Assessing the Nutritional Status and Macronutrient Intake of Patients with Systemic Lupus Erythematosus (SLE) at Out-Patient Department, Rheumatology Department, Yangon Speciality Hospital, Yangon, Myanmar

Patients with systemic lupus erythematosus (SLE) suffer from nutritional changes due to disease process or treatment. The nutritional status may vary from malnourishment to overweight. The dietary intake of the SLE patients is reduced due to low appetite, GI symptoms and dietary changes. The study aimed to assess the nutritional status and macronutrients intake in patients with SLE. The study was carried out at the OPD of Rheumatology department, Yangon Speciality Hospital, Yangon, Myanmar. Cross-sectional descriptive study design was conducted. 53 patients were included by convenience sampling in the study with their voluntary consent.  

Mean age of SLE patients is 31 ± 10 years. In the current study, a high prevalence of malnutrition was found. The nutritional status was assessed by Body Mass Index (BMI) and Subjective Global Assessment (SGA). Mean BMI is 20.5 ± 4 kg/m2. 45.3% of malnourishment (undernutrition, overweight and obesity) was detected by using BMI. According to SGA, 57% of malnutrition was detected. Therefore, BMI alone is not enough to assess the nutritional status in such patients because these patients are prone to oedema and disease activity can also affect the nutritional status.

Macronutrient intake was assessed by 24 Hour Food Recall was collected for 2 non-consecutive days. Mean energy intake was 877 ± 190 kcal per day while the TEE was 1866 ± 224 kcal per day. Whether the patients have good or bad nutritional status, their dietary intake was lower than the recommended range in patients with SLE.  Carbohydrate intake of the patients was between the acceptable range of 45-65%. Protein intake was near the lower limit of the range. Fat intake was found out to be nearly upper limit of the distribution range. In this study, Patients with SLE who consume less than or equal to 877 kcal per day have normal and underweight BMI scores. It was significant with P value 0.004. 60.9% of patients were consuming >33 grams of protein per day and they had SGA grade A. It was also significant with the P value of 0.005.

Hence, it is proved that the assessment of nutritional status should be an integral part of patient care, as the imbalance between adequate metabolism and immunity leads to malnutrition.
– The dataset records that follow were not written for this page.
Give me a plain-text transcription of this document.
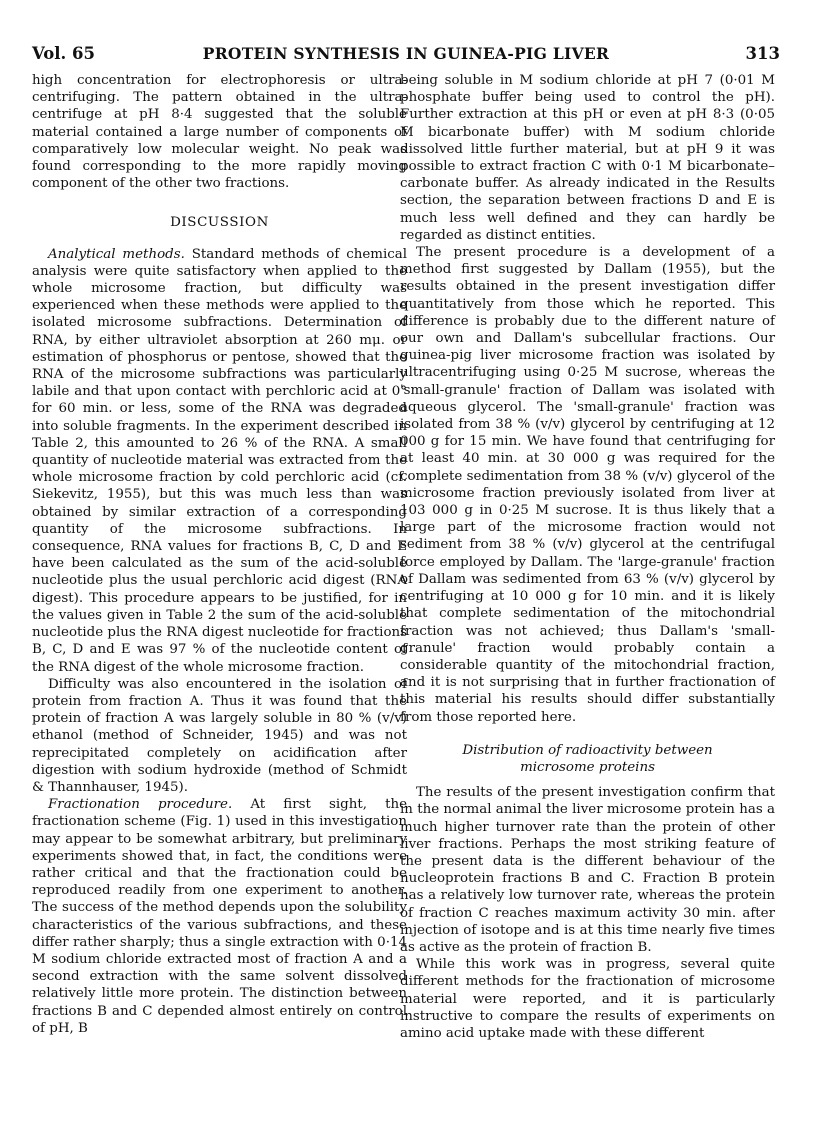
Vol. 65	PROTEIN SYNTHESIS IN GUINEA-PIG LIVER	313

high concentration for electrophoresis or ultra-centrifuging. The pattern obtained in the ultra-centrifuge at pH 8·4 suggested that the soluble material contained a large number of components of comparatively low molecular weight. No peak was found corresponding to the more rapidly moving component of the other two fractions.

DISCUSSION

Analytical methods. Standard methods of chemical analysis were quite satisfactory when applied to the whole microsome fraction, but difficulty was experienced when these methods were applied to the isolated microsome subfractions. Determination of RNA, by either ultraviolet absorption at 260 mμ. or estimation of phosphorus or pentose, showed that the RNA of the microsome subfractions was particularly labile and that upon contact with perchloric acid at 0° for 60 min. or less, some of the RNA was degraded into soluble fragments. In the experiment described in Table 2, this amounted to 26 % of the RNA. A small quantity of nucleotide material was extracted from the whole microsome fraction by cold perchloric acid (cf. Siekevitz, 1955), but this was much less than was obtained by similar extraction of a corresponding quantity of the microsome subfractions. In consequence, RNA values for fractions B, C, D and E have been calculated as the sum of the acid-soluble nucleotide plus the usual perchloric acid digest (RNA digest). This procedure appears to be justified, for in the values given in Table 2 the sum of the acid-soluble nucleotide plus the RNA digest nucleotide for fractions B, C, D and E was 97 % of the nucleotide content of the RNA digest of the whole microsome fraction.

Difficulty was also encountered in the isolation of protein from fraction A. Thus it was found that the protein of fraction A was largely soluble in 80 % (v/v) ethanol (method of Schneider, 1945) and was not reprecipitated completely on acidification after digestion with sodium hydroxide (method of Schmidt & Thannhauser, 1945).

Fractionation procedure. At first sight, the fractionation scheme (Fig. 1) used in this investigation may appear to be somewhat arbitrary, but preliminary experiments showed that, in fact, the conditions were rather critical and that the fractionation could be reproduced readily from one experiment to another. The success of the method depends upon the solubility characteristics of the various subfractions, and these differ rather sharply; thus a single extraction with 0·14 M sodium chloride extracted most of fraction A and a second extraction with the same solvent dissolved relatively little more protein. The distinction between fractions B and C depended almost entirely on control of pH, B

being soluble in M sodium chloride at pH 7 (0·01 M phosphate buffer being used to control the pH). Further extraction at this pH or even at pH 8·3 (0·05 M bicarbonate buffer) with M sodium chloride dissolved little further material, but at pH 9 it was possible to extract fraction C with 0·1 M bicarbonate–carbonate buffer. As already indicated in the Results section, the separation between fractions D and E is much less well defined and they can hardly be regarded as distinct entities.

The present procedure is a development of a method first suggested by Dallam (1955), but the results obtained in the present investigation differ quantitatively from those which he reported. This difference is probably due to the different nature of our own and Dallam's subcellular fractions. Our guinea-pig liver microsome fraction was isolated by ultracentrifuging using 0·25 M sucrose, whereas the 'small-granule' fraction of Dallam was isolated with aqueous glycerol. The 'small-granule' fraction was isolated from 38 % (v/v) glycerol by centrifuging at 12 000 g for 15 min. We have found that centrifuging for at least 40 min. at 30 000 g was required for the complete sedimentation from 38 % (v/v) glycerol of the microsome fraction previously isolated from liver at 103 000 g in 0·25 M sucrose. It is thus likely that a large part of the microsome fraction would not sediment from 38 % (v/v) glycerol at the centrifugal force employed by Dallam. The 'large-granule' fraction of Dallam was sedimented from 63 % (v/v) glycerol by centrifuging at 10 000 g for 10 min. and it is likely that complete sedimentation of the mitochondrial fraction was not achieved; thus Dallam's 'small-granule' fraction would probably contain a considerable quantity of the mitochondrial fraction, and it is not surprising that in further fractionation of this material his results should differ substantially from those reported here.

Distribution of radioactivity between

microsome proteins

The results of the present investigation confirm that in the normal animal the liver microsome protein has a much higher turnover rate than the protein of other liver fractions. Perhaps the most striking feature of the present data is the different behaviour of the nucleoprotein fractions B and C. Fraction B protein has a relatively low turnover rate, whereas the protein of fraction C reaches maximum activity 30 min. after injection of isotope and is at this time nearly five times as active as the protein of fraction B.

While this work was in progress, several quite different methods for the fractionation of microsome material were reported, and it is particularly instructive to compare the results of experiments on amino acid uptake made with these different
Also, BMI alone cannot reflect the nutritional status of the patients with SLE. So, using BMI together with SGA will be more beneficial in such high risk patients.  Malnutrition is more prone in patients with SLE and early detection of malnutrition will impact disease outcome and treatment. Thus, interventions aimed at promoting adequate nutritional status and food intake may contribute to reduction of comorbidities and improved quality of life in these patients.